🤖 AI Summary
This work addresses key challenges in long-horizon, multi-step routing of deformable linear objects (e.g., cables, ropes): difficulty in dynamic modeling, weak high-level planning, and poor fault tolerance. We propose a hierarchical framework synergizing vision-language models (VLMs) and reinforcement learning (RL). At the high level, a VLM interprets natural-language instructions and performs context-aware, multi-step skill planning; at the low level, RL trains robust, executable manipulation policies. Crucially, we introduce a state redirection mechanism enabling online recovery and adaptive plan adjustment during execution. Evaluated on diverse long-horizon routing tasks, our approach achieves a 92.5% overall success rate—nearly 50 percentage points higher than the best baseline—demonstrating substantial improvements in generalization across complex scenes, compositional reasoning, and system robustness.
📝 Abstract
Long-horizon routing tasks of deformable linear objects (DLOs), such as cables and ropes, are common in industrial assembly lines and everyday life. These tasks are particularly challenging because they require robots to manipulate DLO with long-horizon planning and reliable skill execution.
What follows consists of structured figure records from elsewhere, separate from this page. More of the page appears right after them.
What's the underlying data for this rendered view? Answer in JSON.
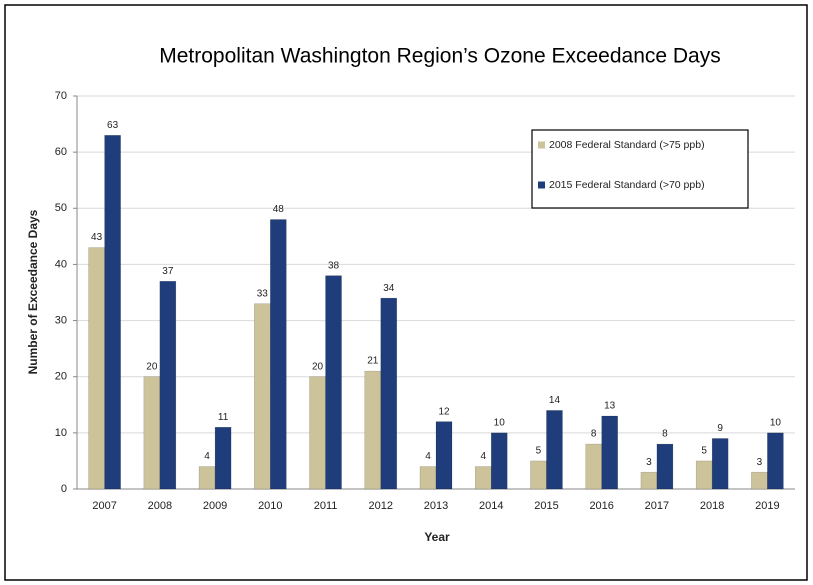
{
  "chart_data": {
    "type": "bar",
    "title": "Metropolitan Washington Region’s Ozone Exceedance Days",
    "x_label": "Year",
    "y_label": "Number of Exceedance Days",
    "categories": [
      "2007",
      "2008",
      "2009",
      "2010",
      "2011",
      "2012",
      "2013",
      "2014",
      "2015",
      "2016",
      "2017",
      "2018",
      "2019"
    ],
    "series": [
      {
        "name": "2008 Federal Standard (>75 ppb)",
        "color": "#cdc39a",
        "values": [
          43,
          20,
          4,
          33,
          20,
          21,
          4,
          4,
          5,
          8,
          3,
          5,
          3
        ]
      },
      {
        "name": "2015 Federal Standard (>70 ppb)",
        "color": "#1f3d7a",
        "values": [
          63,
          37,
          11,
          48,
          38,
          34,
          12,
          10,
          14,
          13,
          8,
          9,
          10
        ]
      }
    ],
    "ylim": [
      0,
      70
    ],
    "yticks": [
      0,
      10,
      20,
      30,
      40,
      50,
      60,
      70
    ],
    "grid": true,
    "legend": "upper right"
  }
}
Successfully completing such tasks demands adapting to their nonlinear dynamics, decomposing abstract routing goals, and generating multi-step plans composed of multiple skills, all of which require accurate high-level reasoning during execution. In this paper, we propose a fully autonomous hierarchical framework for solving challenging DLO routing tasks. Given an implicit or explicit routing goal expressed in language, our framework leverages vision-language models~(VLMs) for in-context high-level reasoning to synthesize feasible plans, which are then executed by low-level skills trained via reinforcement learning. To improve robustness in long horizons, we further introduce a failure recovery mechanism that reorients the DLO into insertion-feasible states. Our approach generalizes to diverse scenes involving object attributes, spatial descriptions, as well as implicit language commands. It outperforms the next best baseline method by nearly 50% and achieves an overall success rate of 92.5% across long-horizon routing scenarios.